If Donald Trump’s rivals in the Republican presidential primary are going to stop him from getting the nomination, they will likely need to show they can do well in Tuesday’s elections.
Four states will weigh in on the primary Tuesday: Michigan, Mississippi, Idaho, and Hawaii.
Trump remains the frontrunner across the board, although polling has been light in the four states.
One recent poll of Mississippi found Trump with a 20-point lead there, and another survey of Idaho found Trump with a similar margin.
But without a clear picture of where, exactly, the four remaining Republican candidates stand, the Tuesday races provide an opportunity for Trump’s rivals to eat away at his delegate lead and slow down his path to the 1,237 delegates needed to secure the nomination.
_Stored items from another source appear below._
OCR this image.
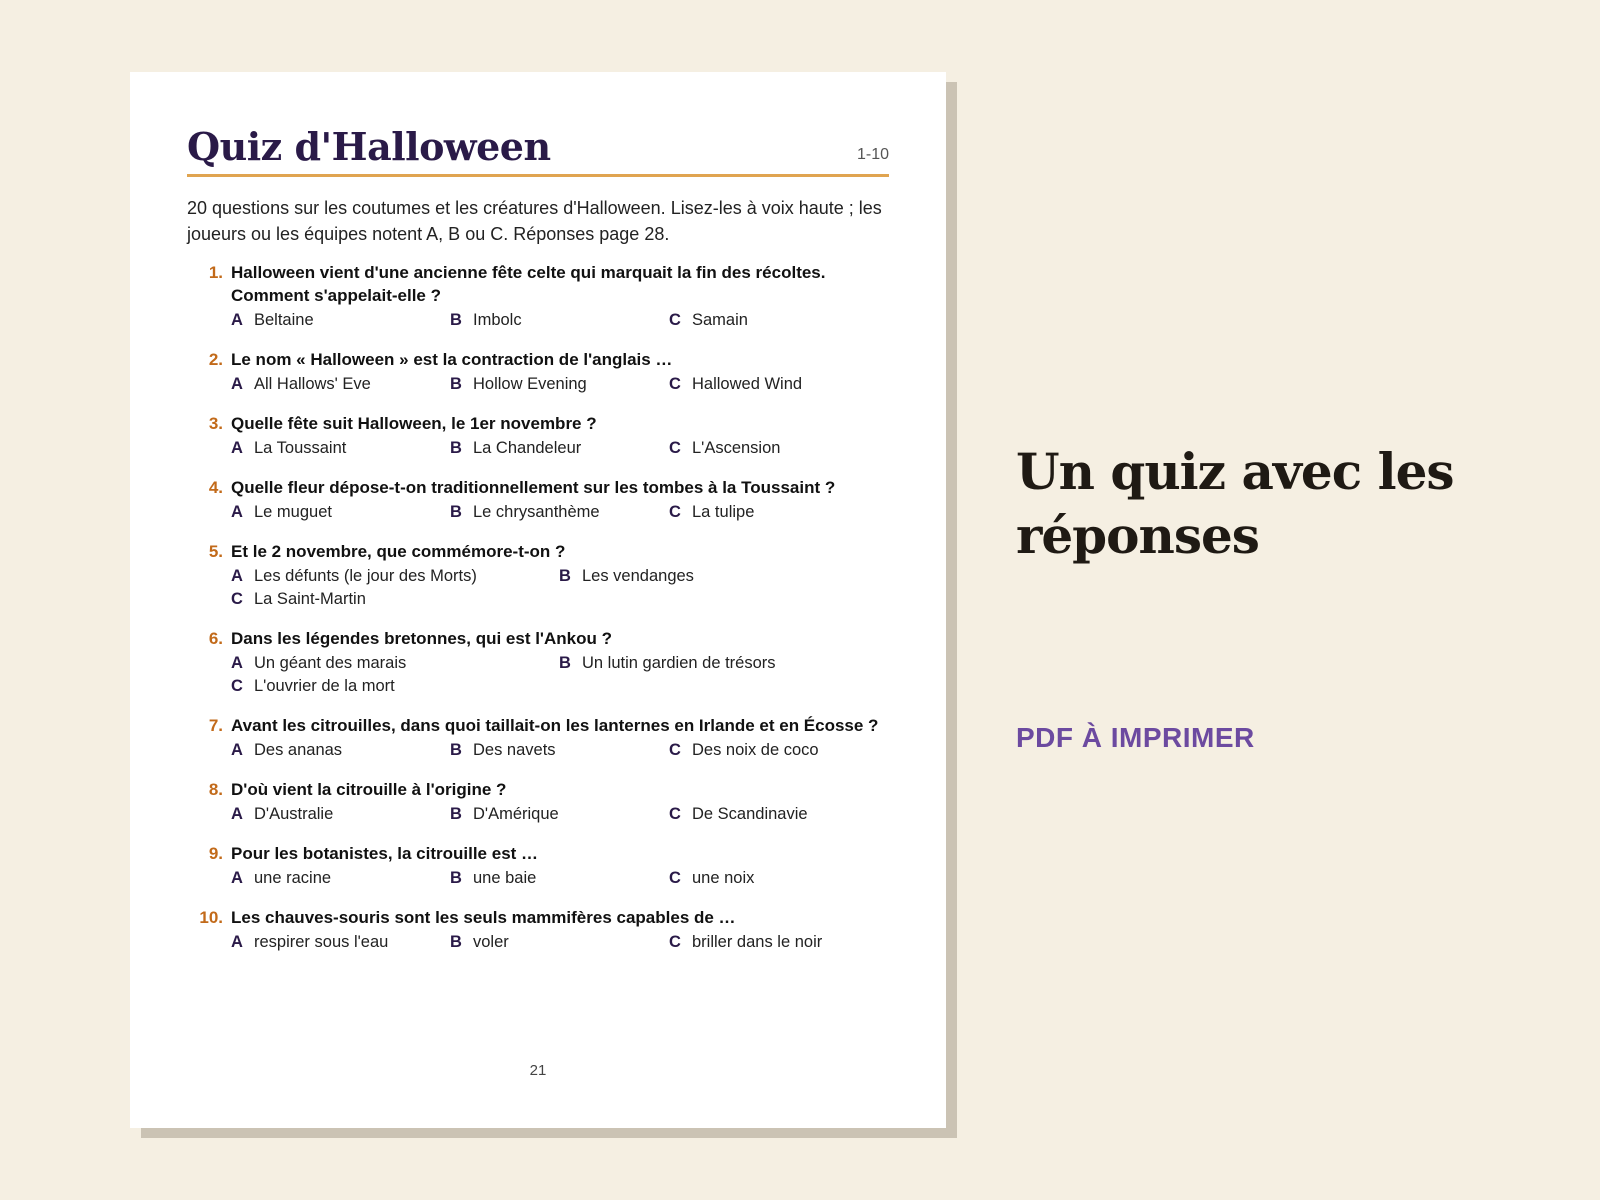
Quiz d'Halloween	1-10
20 questions sur les coutumes et les créatures d'Halloween. Lisez-les à voix haute ; les joueurs ou les équipes notent A, B ou C. Réponses page 28.
1. Halloween vient d'une ancienne fête celte qui marquait la fin des récoltes. Comment s'appelait-elle ?
A Beltaine	B Imbolc	C Samain
2. Le nom « Halloween » est la contraction de l'anglais …
A All Hallows' Eve	B Hollow Evening	C Hallowed Wind
3. Quelle fête suit Halloween, le 1er novembre ?
A La Toussaint	B La Chandeleur	C L'Ascension
4. Quelle fleur dépose-t-on traditionnellement sur les tombes à la Toussaint ?
A Le muguet	B Le chrysanthème	C La tulipe
5. Et le 2 novembre, que commémore-t-on ?
A Les défunts (le jour des Morts)	B Les vendanges
C La Saint-Martin
6. Dans les légendes bretonnes, qui est l'Ankou ?
A Un géant des marais	B Un lutin gardien de trésors
C L'ouvrier de la mort
7. Avant les citrouilles, dans quoi taillait-on les lanternes en Irlande et en Écosse ?
A Des ananas	B Des navets	C Des noix de coco
8. D'où vient la citrouille à l'origine ?
A D'Australie	B D'Amérique	C De Scandinavie
9. Pour les botanistes, la citrouille est …
A une racine	B une baie	C une noix
10. Les chauves-souris sont les seuls mammifères capables de …
A respirer sous l'eau	B voler	C briller dans le noir
21
Un quiz avec les réponses
PDF À IMPRIMER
Ted Cruz outperformed expectations last weekend, besting Trump in two out of four states and holding the frontrunner to closer-than-expected wins in Louisiana and Kentucky. Trump did much better with early votes in Louisiana than on the primary day, suggesting some momentum behind Cruz’s campaign.
But the two other candidates, Marco Rubio and John Kasich, are also in the hunt for delegates and are hoping to brand themselves as surging, top-tier contenders for the nomination.
Kasich has campaigned hard in Michigan, where polls have shown him surprisingly competitive despite his lagging performance in most of the previous primary contests. With its 59 delegates, Michigan is the biggest prize of the night.
“I think we’re going to do well here,” Kasich said during a “Morning Joe” interview on Tuesday.
“I can’t predict it, I’m not going to,” he added. “The pollsters, you know, they don’t know either. That’s why good created astrologers, to make them look accurate.”